Disagreements in the eurozone are likely to come to the fore during a ministerial meeting later Thursday to discuss the bloc’s plan to strengthen the bloc’s financial system.

The main pillar of the reform related to the financial crisis, the so-called banking union, continues to be mired in debate, with the critical issue of deposit protection across the region still unresolved.

“We have gone backward rather than forwards,” said Karel Lannu of the Center for European Policy Studies.
“If a bank goes bankrupt, it will be the same as in 2008,” he said, adding that the burden would be borne by individual countries, not the entire bloc. “Draghi’s period is over.”

Ministers are expected to continue postponing plans for a single safety deposit line for bank deposits, which Germany has long opposed, as it did not want to be burdened elsewhere, extending a decade-long effort to unify the sector to better oppose crises.

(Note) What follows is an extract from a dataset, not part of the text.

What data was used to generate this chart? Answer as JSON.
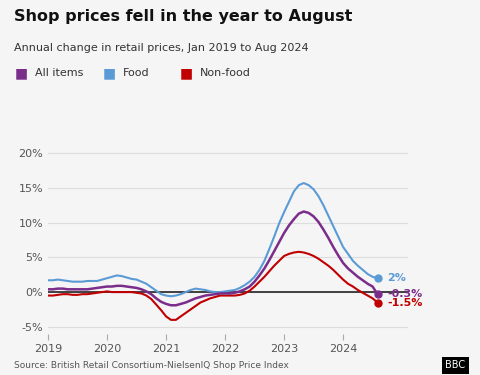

Thomas Huertas, a former vice-president of EU banking supervision who currently works at the Leibniz Institute, said the lack of such a safety net puts European banks at a disadvantage compared to their American competitors.

“This is one of those benefits that one can see and recognize. It is an important element not only for finances but in my opinion for the Union itself,” he added, commenting on the need for cross-border depositors’ protection.

The lack of progress in the banking union has, in turn, affected the shares of European banks, which have been lagging behind their American competitors for years.

The ministers’ debates are taking place against a backdrop of rising Italian borrowing costs, exacerbated by the ECB’s plans to raise interest rates and stop buying debt to contain rising prices. Spanish, Portuguese, and Greek bonds are under similar pressure.

Bankers and investors are watching closely how Europe reacts.

“Much of our work is about trust,” said Vis Ragavan, chief executive officer for Europe, the Middle East, and Africa and co-chair of JPMorgan’s global investment banking. “Much of what we are seeing is about trust in politics and achieving an organized way out of stagflation.”

But once the ECB has exhausted its way to delight investors, the ball is back in the court of politicians who must act.

“While the ECB could keep markets happy with bazookas, it is becoming increasingly difficult to do so at a time when it has to fight inflation,” said Carsten Brzeski, an economist at Dutch bank ING.

“This leaves it up to governments to finally find a suitable union.”